Cricket on the second day was carried on under far more favourable conditions, the ground having practically recovered from the rain and the bowlers getting very little assistance. The play was naturally very keen on both sides, and the Australians had to work so hard for their runs that only 38 were obtained in the first hour against the admirable bowling of Lockwood. Half the wickets were down for 75, but then came the partnership between Gregory and Graham, which completely altered the aspect of the match. These two young cricketers began by making a series of short runs, and obviously upset the fieldsmen by the fearless and rapid manner in which they travelled between the wickets. Very soon, too, the bowlers became anxious, and almost before the spectators could realise it runs were coming at a great pace. So admirably did the two Australians bat that at lunch time 120 runs had been added without further loss, and in all the total had reached 217, or 142 for the wicket, before Gregory was dismissed. With Bruce in, Graham completed his hundred, and soon afterwards the follow-on was saved with four wickets in hand, but at 264 Graham's splendid, though by no means faultless innings, was closed by a catch at the wicket. Out of 189 added during his stay, the young Victorian had made 107, batting for two hours and twenty minutes, and hitting a 5, twelve 4's, two 3's, and nine 2's. The innings then came to a speedy conclusion, and, although in the second innings of England Stoddart was not seen at his best against the bowling of Turner and McLeod, Gunn and Shrewsbury raised the score to 113 before the close of play.

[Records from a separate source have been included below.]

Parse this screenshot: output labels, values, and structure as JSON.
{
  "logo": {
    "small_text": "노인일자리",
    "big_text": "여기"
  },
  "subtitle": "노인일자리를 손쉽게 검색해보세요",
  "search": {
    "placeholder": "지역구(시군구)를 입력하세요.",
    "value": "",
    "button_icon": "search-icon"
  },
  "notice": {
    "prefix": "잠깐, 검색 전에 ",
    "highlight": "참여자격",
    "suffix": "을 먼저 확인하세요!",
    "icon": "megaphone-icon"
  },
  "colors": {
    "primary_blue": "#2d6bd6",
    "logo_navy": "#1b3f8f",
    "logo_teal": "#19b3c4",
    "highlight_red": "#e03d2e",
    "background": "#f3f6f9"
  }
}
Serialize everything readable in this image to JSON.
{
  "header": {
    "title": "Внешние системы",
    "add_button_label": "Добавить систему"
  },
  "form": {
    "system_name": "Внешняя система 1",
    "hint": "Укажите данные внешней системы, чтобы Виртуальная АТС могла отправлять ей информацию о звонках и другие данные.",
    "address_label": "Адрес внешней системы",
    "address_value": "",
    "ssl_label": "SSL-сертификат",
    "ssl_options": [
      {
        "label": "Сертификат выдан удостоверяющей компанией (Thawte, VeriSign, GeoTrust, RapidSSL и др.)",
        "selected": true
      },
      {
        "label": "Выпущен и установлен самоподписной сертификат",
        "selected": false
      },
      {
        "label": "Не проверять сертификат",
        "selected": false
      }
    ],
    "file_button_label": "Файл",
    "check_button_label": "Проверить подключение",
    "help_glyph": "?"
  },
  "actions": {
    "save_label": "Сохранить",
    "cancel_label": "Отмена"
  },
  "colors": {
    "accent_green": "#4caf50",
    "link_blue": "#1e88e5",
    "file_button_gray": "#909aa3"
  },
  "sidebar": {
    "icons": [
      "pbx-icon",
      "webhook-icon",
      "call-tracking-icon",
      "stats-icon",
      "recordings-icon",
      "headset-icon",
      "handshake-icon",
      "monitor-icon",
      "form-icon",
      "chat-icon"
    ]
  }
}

The two Notts men next morning played a sterling game for their side, running no risks but making good use of such opportunities as presented themselves. In all their partnership produced 152 runs, and it is scarcely too much to say that, but for the rain which interrupted play, Shrewsbury would probably have had the unique distinction of scoring two separate hundreds in an England and Australia match. As it was he was bowled just after play was resumed. Later on Wainwright forced the game to good purpose, and at lunch time the score was up to 234 for eight wickets. A drizzling rain prevented play being resumed at the usual time, and shortly afterwards it was announced that England had closed their innings, and preparations were made for the Australians, who had 300 to get to win in three hours and three-quarters, to commence their innings. No play, however, was possible, and the game had to be left drawn.